Подобно Вакуле, отвешивающему «пренизкие» поклоны Пузатому Пацюку, дед из «Заколдованного места» (и «Пропавшей грамоты») тоже не прочь поподличать перед нечистью, показать ей свою «просвещенную» светскость. «Вот дед и отвесил им поклон мало не в пояс: „Помогай Бог вам, добрые люди!“» Об этой «образованности» героя рассказчик Фома Григорьевич – сам, как замечено, немалый знаток «света» – не без некоторой гордости сообщал в «Пропавшей грамоте»: «…дед живал в свете немало, знал уже, как подпускать турусы[14 - Подпускать турусы – льстить.], и при случае, пожалуй, и пред царем не ударил бы лицом в грязь…»

В «Заколдованном месте» появляются новые похвалы Фомы Григорьевича светским достоинствам его деда: «…разве так танцуют?
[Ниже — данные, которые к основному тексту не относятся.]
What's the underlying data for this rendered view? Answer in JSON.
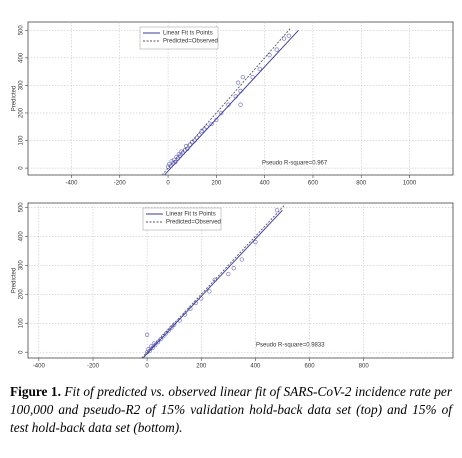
{
  "chart_data": [
    {
      "type": "scatter",
      "y_label": "Predicted",
      "annotation": "Pseudo R-square=0.967",
      "xlim": [
        -580,
        1180
      ],
      "ylim": [
        -25,
        530
      ],
      "xticks": [
        -400,
        -200,
        0,
        200,
        400,
        600,
        800,
        1000
      ],
      "yticks": [
        0,
        100,
        200,
        300,
        400,
        500
      ],
      "grid": true,
      "series": [
        {
          "color": "#7878d8",
          "x": [
            0,
            5,
            10,
            15,
            20,
            25,
            30,
            35,
            40,
            45,
            50,
            55,
            60,
            70,
            75,
            80,
            90,
            100,
            110,
            120,
            130,
            140,
            150,
            160,
            180,
            200,
            220,
            250,
            280,
            290,
            300,
            300,
            310,
            350,
            380,
            420,
            450,
            480,
            500
          ],
          "values": [
            5,
            15,
            8,
            25,
            18,
            30,
            22,
            40,
            35,
            50,
            45,
            60,
            55,
            65,
            80,
            70,
            85,
            95,
            100,
            110,
            120,
            135,
            140,
            150,
            160,
            175,
            200,
            230,
            260,
            310,
            280,
            230,
            330,
            330,
            360,
            410,
            430,
            470,
            480
          ]
        },
        {
          "type": "line",
          "name": "Linear Fit ts Points",
          "color": "#3434a8",
          "x": [
            -15,
            540
          ],
          "values": [
            -25,
            500
          ]
        },
        {
          "type": "line",
          "name": "Predicted=Observed",
          "color": "#555555",
          "dash": true,
          "x": [
            -25,
            510
          ],
          "values": [
            -25,
            510
          ]
        }
      ]
    },
    {
      "type": "scatter",
      "y_label": "Predicted",
      "annotation": "Pseudo R-square=0.9833",
      "xlim": [
        -440,
        1130
      ],
      "ylim": [
        -20,
        515
      ],
      "xticks": [
        -400,
        -200,
        0,
        200,
        400,
        600,
        800
      ],
      "yticks": [
        0,
        100,
        200,
        300,
        400,
        500
      ],
      "grid": true,
      "series": [
        {
          "color": "#7878d8",
          "x": [
            0,
            5,
            10,
            0,
            15,
            20,
            25,
            30,
            40,
            50,
            60,
            70,
            80,
            90,
            100,
            120,
            140,
            160,
            180,
            200,
            230,
            250,
            300,
            320,
            350,
            400,
            480
          ],
          "values": [
            0,
            10,
            5,
            60,
            20,
            15,
            30,
            25,
            35,
            45,
            55,
            65,
            75,
            85,
            95,
            110,
            130,
            150,
            170,
            185,
            210,
            250,
            270,
            290,
            320,
            380,
            490
          ]
        },
        {
          "type": "line",
          "name": "Linear Fit ts Points",
          "color": "#3434a8",
          "x": [
            -20,
            500
          ],
          "values": [
            -25,
            490
          ]
        },
        {
          "type": "line",
          "name": "Predicted=Observed",
          "color": "#555555",
          "dash": true,
          "x": [
            -20,
            510
          ],
          "values": [
            -20,
            510
          ]
        }
      ]
    }
  ],
  "caption": {
    "label": "Figure 1.",
    "text": "Fit of predicted vs. observed linear fit of SARS-CoV-2 incidence rate per 100,000 and pseudo-R2 of 15% validation hold-back data set (top) and 15% of test hold-back data set (bottom)."
  }
}
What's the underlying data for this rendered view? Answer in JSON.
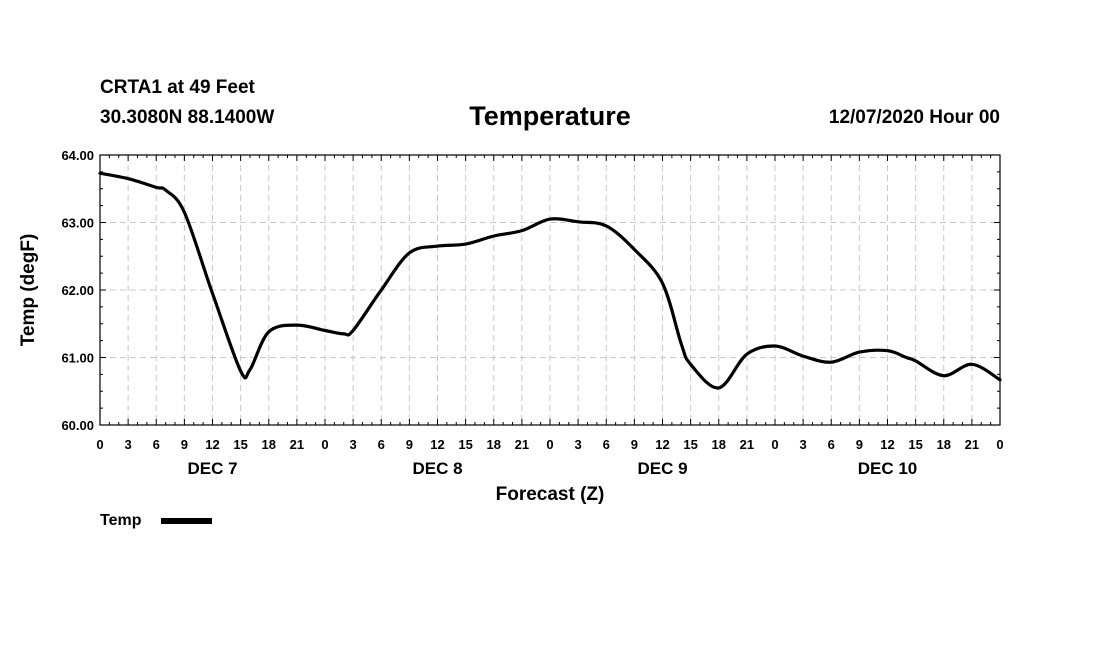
{
  "header": {
    "station": "CRTA1 at 49 Feet",
    "coords": "30.3080N 88.1400W",
    "datetime": "12/07/2020 Hour 00"
  },
  "chart_data": {
    "type": "line",
    "title": "Temperature",
    "xlabel": "Forecast (Z)",
    "ylabel": "Temp (degF)",
    "xlim": [
      0,
      96
    ],
    "ylim": [
      60.0,
      64.0
    ],
    "grid": true,
    "legend_placement": "bottom-left",
    "x_tick_step": 3,
    "x_tick_labels": [
      "0",
      "3",
      "6",
      "9",
      "12",
      "15",
      "18",
      "21",
      "0",
      "3",
      "6",
      "9",
      "12",
      "15",
      "18",
      "21",
      "0",
      "3",
      "6",
      "9",
      "12",
      "15",
      "18",
      "21",
      "0",
      "3",
      "6",
      "9",
      "12",
      "15",
      "18",
      "21",
      "0"
    ],
    "y_ticks": [
      60.0,
      61.0,
      62.0,
      63.0,
      64.0
    ],
    "y_tick_labels": [
      "60.00",
      "61.00",
      "62.00",
      "63.00",
      "64.00"
    ],
    "day_labels": [
      {
        "label": "DEC 7",
        "x": 12
      },
      {
        "label": "DEC 8",
        "x": 36
      },
      {
        "label": "DEC 9",
        "x": 60
      },
      {
        "label": "DEC 10",
        "x": 84
      }
    ],
    "series": [
      {
        "name": "Temp",
        "color": "#000000",
        "x": [
          0,
          3,
          6,
          7,
          9,
          12,
          15,
          16,
          18,
          21,
          24,
          26,
          27,
          30,
          33,
          36,
          39,
          42,
          45,
          48,
          51,
          54,
          57,
          60,
          62,
          63,
          66,
          69,
          72,
          75,
          78,
          81,
          84,
          86,
          87,
          90,
          93,
          96
        ],
        "y": [
          63.73,
          63.65,
          63.52,
          63.48,
          63.15,
          61.95,
          60.8,
          60.82,
          61.38,
          61.48,
          61.4,
          61.35,
          61.4,
          62.0,
          62.55,
          62.65,
          62.68,
          62.8,
          62.88,
          63.05,
          63.01,
          62.95,
          62.6,
          62.1,
          61.2,
          60.9,
          60.55,
          61.05,
          61.17,
          61.02,
          60.93,
          61.08,
          61.1,
          61.0,
          60.95,
          60.73,
          60.9,
          60.67
        ]
      }
    ]
  }
}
Вот как танцуют!» – сказал он, приподнявшись на ноги… Ну, нечего сказать, танцевать-то он танцевал так, хоть бы и с гетьманшею». Едва ли не намеренно Гоголь словно сравнивает умение героя танцевать с его настоящим «призванием» в «Пропавшей грамоте» – быть гетьманским гонцом, которое герой исполняет в повести весьма нерадиво. От него его отвлекают собственное рассеяние и мелочные страсти – гульба и та самая «искусная» пляска на конотопской ярмарке, которые он начинает с поисков табака и огнива к своей трубке.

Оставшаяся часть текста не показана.